Unsurprisingly, these books proved even more controversial than Kalpakian's earlier effort, infuriating Hugo scholars. Cérésa was defiant, though, calling his critics "intellectual terrorists" and telling The Telegraph at the time: "Javert's suicide always seemed too precipitate to me. I wanted to give him a chance to redeem himself morally."

Photo credit: BBC Studios/Lookout Point/Robert Viglasky
Photo credit: BBC Studios/Lookout Point/Robert Viglasky

As for the character's improbable survival, he added, "It's very easy to imagine that the temperature in the Seine on the day he threw himself in was not fatally cold. Someone could perfectly easily have dragged him out and revived him."

Regardless, the legal mire surrounding Cérésa's books means the BBC will probably be reluctant to touch them. Pierre Hugo, the author’s great-great-grandson, was actually awarded damages from the Parisian publishing company Plon for breach of “moral rights”.

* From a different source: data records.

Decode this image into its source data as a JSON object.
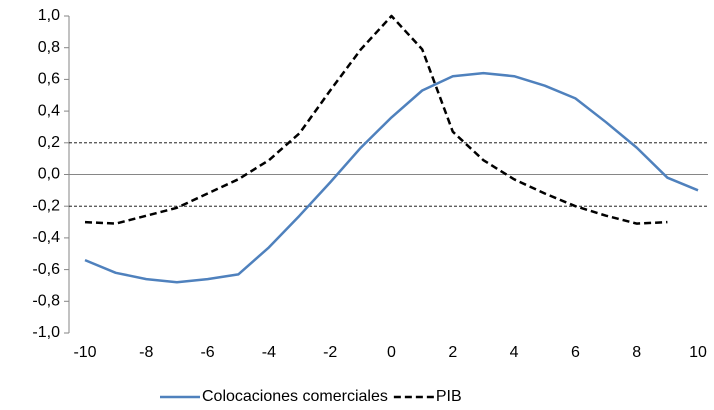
{
  "chart_data": {
    "type": "line",
    "x": [
      -10,
      -9,
      -8,
      -7,
      -6,
      -5,
      -4,
      -3,
      -2,
      -1,
      0,
      1,
      2,
      3,
      4,
      5,
      6,
      7,
      8,
      9,
      10
    ],
    "series": [
      {
        "name": "Colocaciones comerciales",
        "color": "#4f81bd",
        "dash": false,
        "values": [
          -0.54,
          -0.62,
          -0.66,
          -0.68,
          -0.66,
          -0.63,
          -0.46,
          -0.26,
          -0.05,
          0.17,
          0.36,
          0.53,
          0.62,
          0.64,
          0.62,
          0.56,
          0.48,
          0.33,
          0.17,
          -0.02,
          -0.1
        ]
      },
      {
        "name": "PIB",
        "color": "#000000",
        "dash": true,
        "values": [
          -0.3,
          -0.31,
          -0.26,
          -0.21,
          -0.12,
          -0.03,
          0.09,
          0.26,
          0.53,
          0.79,
          1.0,
          0.79,
          0.27,
          0.09,
          -0.03,
          -0.12,
          -0.2,
          -0.26,
          -0.31,
          -0.3,
          null
        ]
      }
    ],
    "xlim": [
      -10,
      10
    ],
    "xticks": [
      -10,
      -8,
      -6,
      -4,
      -2,
      0,
      2,
      4,
      6,
      8,
      10
    ],
    "ylim": [
      -1.0,
      1.0
    ],
    "yticks": [
      {
        "value": 1.0,
        "label": "1,0"
      },
      {
        "value": 0.8,
        "label": "0,8"
      },
      {
        "value": 0.6,
        "label": "0,6"
      },
      {
        "value": 0.4,
        "label": "0,4"
      },
      {
        "value": 0.2,
        "label": "0,2"
      },
      {
        "value": 0.0,
        "label": "0,0"
      },
      {
        "value": -0.2,
        "label": "-0,2"
      },
      {
        "value": -0.4,
        "label": "-0,4"
      },
      {
        "value": -0.6,
        "label": "-0,6"
      },
      {
        "value": -0.8,
        "label": "-0,8"
      },
      {
        "value": -1.0,
        "label": "-1,0"
      }
    ],
    "reference_lines": [
      0.2,
      -0.2
    ],
    "legend": "bottom"
  }
}
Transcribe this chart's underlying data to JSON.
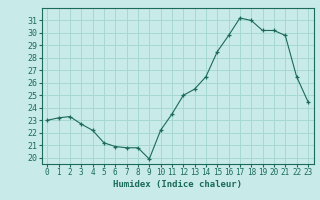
{
  "title": "",
  "xlabel": "Humidex (Indice chaleur)",
  "ylabel": "",
  "background_color": "#c8eae8",
  "grid_color": "#a8d8d4",
  "line_color": "#1a6b5a",
  "marker_color": "#1a6b5a",
  "xlim": [
    -0.5,
    23.5
  ],
  "ylim": [
    19.5,
    32.0
  ],
  "xticks": [
    0,
    1,
    2,
    3,
    4,
    5,
    6,
    7,
    8,
    9,
    10,
    11,
    12,
    13,
    14,
    15,
    16,
    17,
    18,
    19,
    20,
    21,
    22,
    23
  ],
  "yticks": [
    20,
    21,
    22,
    23,
    24,
    25,
    26,
    27,
    28,
    29,
    30,
    31
  ],
  "x": [
    0,
    1,
    2,
    3,
    4,
    5,
    6,
    7,
    8,
    9,
    10,
    11,
    12,
    13,
    14,
    15,
    16,
    17,
    18,
    19,
    20,
    21,
    22,
    23
  ],
  "y": [
    23.0,
    23.2,
    23.3,
    22.7,
    22.2,
    21.2,
    20.9,
    20.8,
    20.8,
    19.9,
    22.2,
    23.5,
    25.0,
    25.5,
    26.5,
    28.5,
    29.8,
    31.2,
    31.0,
    30.2,
    30.2,
    29.8,
    26.5,
    24.5
  ]
}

"I hope to set a legal precedent for all descendents of celebrities, be they writers, artists or musicians, to protect the spirit of their forebears," he told The Telegraph in 2007.

Pierre was ultimately unsuccessful in his efforts to have the sequels pulled from bookshelves, but we can't see the BBC, and especially not Andrew Davies, looking to adapt these contentious works.

So while sequels to Les Misérables *do* exist in book form, the negative reaction they received means we've almost certainly seen the last of Cosette, Marius et al on television. And Javert? He stays dead, because, to quote the man himself, there is no way to go oooooooon!